What happens, in my experience, is coupons attract temporary customers. They show up for the discount but don’t care anything about keeping you as their makeup artist. I don’t want those customers. My clientele knows me, trusts me and calls on me for special occasions like Mardi Gras balls and Azalea Trail Maid appearances. I do give my longtime clients the occasional product discount to show my appreciation for their business, but I generally limit those to once a year. I have other ways to attract customers without resorting to coupons.
I begin our relationship with a free skin care assessment and color match.
This is not really a freebie since I have to know something about her skin before I apply makeup to it. From a marketing standpoint this gives me some nice benefits. During this first appointment, I examine the skin for oil and dryness levels. I suggest products which the client samples. We spend a few minutes looking at the color wheel and matching her complexion to the shades I recommend. This builds trust and tells her, “I want to make you look great and I offer great service.”
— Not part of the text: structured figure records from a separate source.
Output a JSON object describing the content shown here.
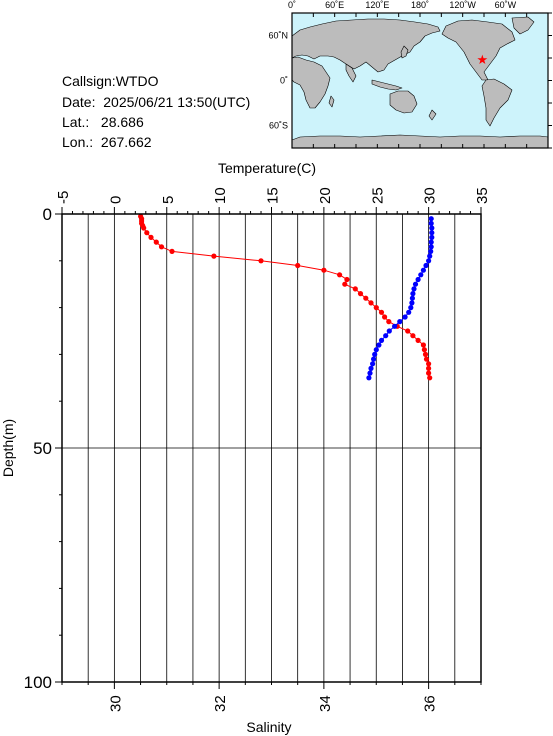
{
  "header": {
    "callsign_line": "Callsign:WTDO",
    "date_line": "Date:  2025/06/21 13:50(UTC)",
    "lat_line": "Lat.:   28.686",
    "lon_line": "Lon.:  267.662"
  },
  "map": {
    "lon_labels": [
      "0˚",
      "60˚E",
      "120˚E",
      "180˚",
      "120˚W",
      "60˚W"
    ],
    "lat_labels": [
      "60˚N",
      "0˚",
      "60˚S"
    ],
    "ocean_color": "#cdf3fb",
    "land_color": "#bcbcbc",
    "marker": "red-star",
    "marker_lon": 267.662,
    "marker_lat": 28.686
  },
  "chart_data": {
    "type": "scatter",
    "title": "",
    "temperature_axis": {
      "label": "Temperature(C)",
      "range": [
        -5,
        35
      ],
      "ticks": [
        "-5",
        "0",
        "5",
        "10",
        "15",
        "20",
        "25",
        "30",
        "35"
      ]
    },
    "salinity_axis": {
      "label": "Salinity",
      "range": [
        29,
        37
      ],
      "ticks": [
        "30",
        "32",
        "34",
        "36"
      ]
    },
    "depth_axis": {
      "label": "Depth(m)",
      "range": [
        0,
        100
      ],
      "ticks": [
        "0",
        "50",
        "100"
      ]
    },
    "grid": true,
    "series": [
      {
        "color": "#ff0000",
        "x_axis": "temperature",
        "depth": [
          0.5,
          1,
          1.5,
          2,
          2.5,
          3,
          4,
          5,
          6,
          7,
          8,
          9,
          10,
          11,
          12,
          13,
          14,
          15,
          16,
          17,
          18,
          19,
          20,
          21,
          22,
          23,
          24,
          25,
          26,
          27,
          28,
          29,
          30,
          31,
          32,
          33,
          34,
          35
        ],
        "values": [
          2.5,
          2.6,
          2.6,
          2.6,
          2.7,
          2.8,
          3.1,
          3.5,
          4.0,
          4.5,
          5.5,
          9.5,
          14.0,
          17.5,
          20.0,
          21.5,
          22.2,
          22.0,
          23.0,
          23.5,
          24.0,
          24.5,
          25.0,
          25.5,
          25.8,
          26.2,
          27.0,
          28.0,
          28.5,
          29.0,
          29.5,
          29.6,
          29.7,
          29.8,
          30.0,
          30.0,
          30.0,
          30.1
        ]
      },
      {
        "color": "#0000ff",
        "x_axis": "salinity",
        "depth": [
          1,
          2,
          3,
          4,
          5,
          6,
          7,
          8,
          9,
          10,
          11,
          12,
          13,
          14,
          15,
          16,
          17,
          18,
          19,
          20,
          21,
          22,
          23,
          24,
          25,
          26,
          27,
          28,
          29,
          30,
          31,
          32,
          33,
          34,
          35
        ],
        "values": [
          36.05,
          36.05,
          36.06,
          36.06,
          36.06,
          36.05,
          36.05,
          36.04,
          36.02,
          36.0,
          35.95,
          35.9,
          35.85,
          35.8,
          35.75,
          35.72,
          35.7,
          35.69,
          35.68,
          35.66,
          35.62,
          35.55,
          35.45,
          35.35,
          35.25,
          35.18,
          35.1,
          35.05,
          35.0,
          34.97,
          34.95,
          34.93,
          34.9,
          34.88,
          34.86
        ]
      }
    ]
  }
}
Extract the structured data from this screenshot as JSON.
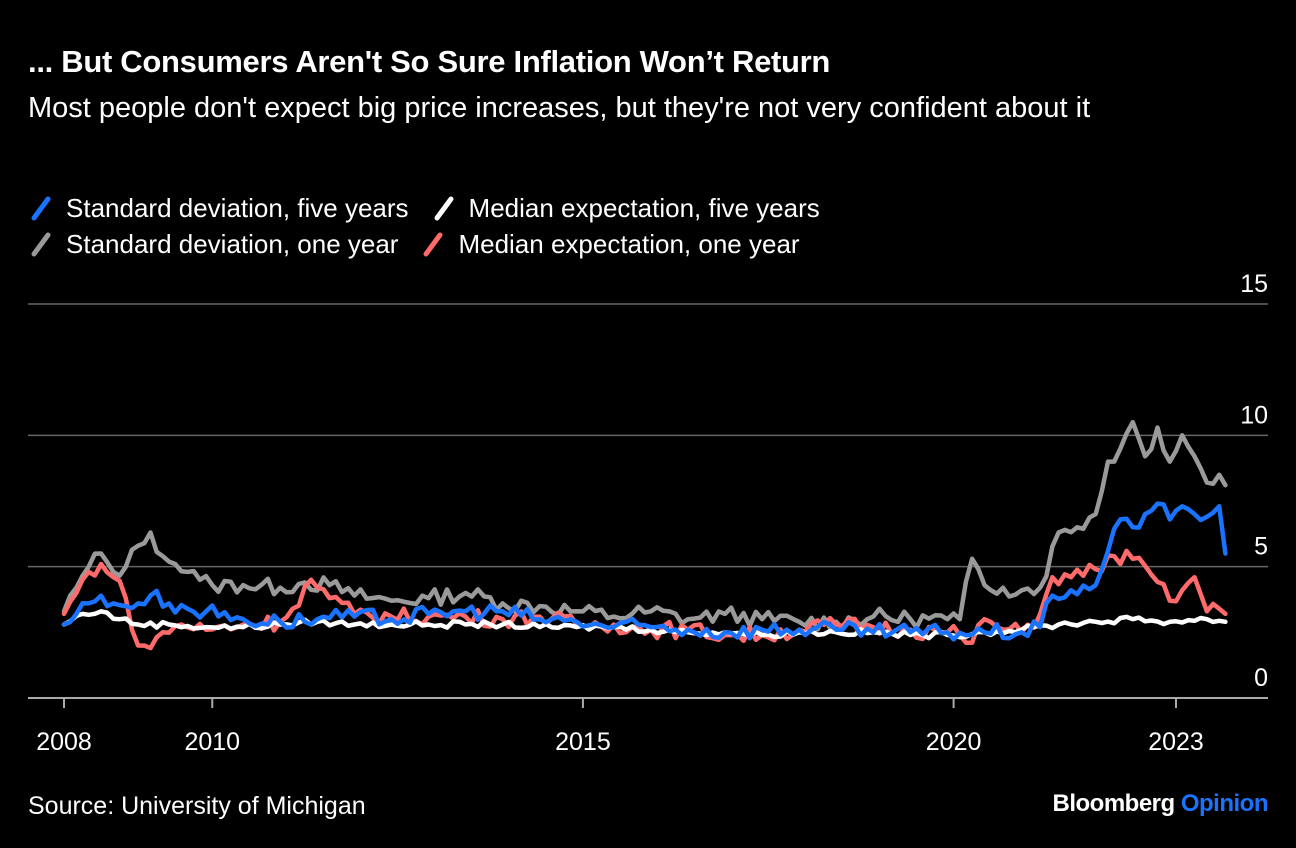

I always answer listen to her.
I make suggestions, sometimes strongly, but in the end her look choices are hers. I listen to her and deliver on what she orders. If she has a question about her skin or products, I answer them by returning her phone calls within the hour during business hours. If it’s the weekend, I call her on Monday, unless she is going to a pageant or another event.
I make makeup deliveries.
A recent scenario went like this, my client’s bag, including her makeup kit, was stolen backstage at an event. I had everything she had ordered from me on file, piled her products in the car and jetted to the theater with her replacements. I discreetly sent her an invoice afterward for the replacements and included a card saying how happy I was to serve her.
I truly believe that service trumps discounts. As a customer myself, I may visit a place for the free meal but I’m not coming back if I’m not wowed by the good service and good food. It’s the same in my business. I focus on good service without all the confusing discount programs and cheap coupons – and it’s working!